Forward-looking: Originally introduced with Windows Vista in 2006, BitLocker is Microsoft's own solution for managing fully encrypted volumes and storage units. The technology is also notorious for having some reliability, performance, and security issues, but Redmond is now working to fix all these problems at once - provided you are willing to buy some new PC hardware.
Microsoft will soon start "accelerating" input/output (I/O) operations for BitLocker-encrypted volumes on PC systems with compatible hardware components. The company initially introduced the change at the Ignite conference last month, and has now provided some important details about how hardware-accelerated encryption will actually work.
According to Microsoft's Rafal Sosnowski, hardware-accelerated BitLocker solutions are designed to bring a significant improvement in performance and security for encrypted setups.

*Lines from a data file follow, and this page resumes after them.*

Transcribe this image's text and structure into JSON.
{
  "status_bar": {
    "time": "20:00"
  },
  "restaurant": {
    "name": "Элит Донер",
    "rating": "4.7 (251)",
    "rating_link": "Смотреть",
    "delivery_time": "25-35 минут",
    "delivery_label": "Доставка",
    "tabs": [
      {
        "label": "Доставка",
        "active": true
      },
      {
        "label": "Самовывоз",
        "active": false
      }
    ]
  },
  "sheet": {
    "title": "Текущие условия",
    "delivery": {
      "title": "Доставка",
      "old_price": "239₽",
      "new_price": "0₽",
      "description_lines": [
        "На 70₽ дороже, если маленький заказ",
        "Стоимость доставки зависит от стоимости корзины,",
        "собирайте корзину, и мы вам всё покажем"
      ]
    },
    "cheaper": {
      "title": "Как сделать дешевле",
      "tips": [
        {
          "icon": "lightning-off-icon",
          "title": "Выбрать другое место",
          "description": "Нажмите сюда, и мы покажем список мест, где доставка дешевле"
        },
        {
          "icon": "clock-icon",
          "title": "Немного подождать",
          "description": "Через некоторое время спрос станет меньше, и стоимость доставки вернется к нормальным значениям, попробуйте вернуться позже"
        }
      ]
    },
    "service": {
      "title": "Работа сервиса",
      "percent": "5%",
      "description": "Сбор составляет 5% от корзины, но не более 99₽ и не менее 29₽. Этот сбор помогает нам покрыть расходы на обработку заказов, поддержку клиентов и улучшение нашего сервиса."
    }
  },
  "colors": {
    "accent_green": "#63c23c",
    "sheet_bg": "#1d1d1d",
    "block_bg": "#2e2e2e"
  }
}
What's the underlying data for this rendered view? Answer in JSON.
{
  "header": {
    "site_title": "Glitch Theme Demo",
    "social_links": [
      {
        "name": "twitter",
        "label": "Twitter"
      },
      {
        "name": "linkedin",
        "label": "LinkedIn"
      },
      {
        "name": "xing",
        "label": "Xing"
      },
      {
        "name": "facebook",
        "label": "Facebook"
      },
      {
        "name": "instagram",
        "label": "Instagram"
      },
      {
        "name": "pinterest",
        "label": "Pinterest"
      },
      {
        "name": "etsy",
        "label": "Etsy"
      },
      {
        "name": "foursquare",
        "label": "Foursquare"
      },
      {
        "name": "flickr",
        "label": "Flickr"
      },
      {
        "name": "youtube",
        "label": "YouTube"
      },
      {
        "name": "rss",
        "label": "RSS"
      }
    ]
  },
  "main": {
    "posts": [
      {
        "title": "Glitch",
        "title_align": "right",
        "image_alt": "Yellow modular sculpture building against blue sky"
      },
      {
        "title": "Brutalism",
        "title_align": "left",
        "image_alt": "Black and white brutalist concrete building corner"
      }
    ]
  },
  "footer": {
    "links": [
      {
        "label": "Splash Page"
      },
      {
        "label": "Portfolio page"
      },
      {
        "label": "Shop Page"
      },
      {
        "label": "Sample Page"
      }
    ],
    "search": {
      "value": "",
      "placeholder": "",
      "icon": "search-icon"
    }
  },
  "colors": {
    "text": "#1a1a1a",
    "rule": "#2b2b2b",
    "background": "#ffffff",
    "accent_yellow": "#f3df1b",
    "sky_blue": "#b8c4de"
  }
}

The technology is allegedly going to counter issues emerging with newer Non-Volatile Memory Express (NVMe) storage technology, which can achieve much higher I/O performance levels.
A modern NVMe SSD can quickly move massive amounts of data and files around, pushing BitLocker encryption algorithms to require a higher number of CPU cycles as a consequence. If not properly optimized, Sosnowski said, this additional overhead may become a significant issue in specific applications.
Microsoft quotes professional video editing on large clip files, compilation of massive codebases, and gaming as some of the storage scenarios that may be affected by this potential computational overhead. Hardware acceleration will allegedly help BitLocker reduce its performance impact, offloading the bulk of its cryptographic operations from the main CPU to a dedicated "crypto engine" in the SoC. Furthermore, the feature will also shield encryption keys from external prying eyes with a proper hardware wrapping procedure.
The software components of BitLockeracceleration are already available in Windows 11, starting with the September 2025 update (24H2) and Windows 11 25H2. However, the feature is currently only supported on Intel vPro systems based on the upcoming Core Ultra Series 3 CPUs, but Microsoft is looking into extending support to other vendors and processor platforms.
Microsoft explains that by offloading encryption operations to a dedicated SoC component, BitLocker can achieve some truly eye-opening performance improvements. A hardware-accelerated BitLocker volume is allegedly as fast as an NVMe drive without BitLocker encryption, while the number of CPU cycles required for I/O management is orders of magnitude lower when compared to software-based encryption.
The company said that customers interested in using hardware-accelerated encryption must comply with some specific prerequisites. The feature will only work when volumes are encrypted with the XTS-AES-256 algorithm, and eventually other algorithms supported by the SoC vendor. Furthermore, IT administrators can proactively customize or disable the feature through specific enterprise policies.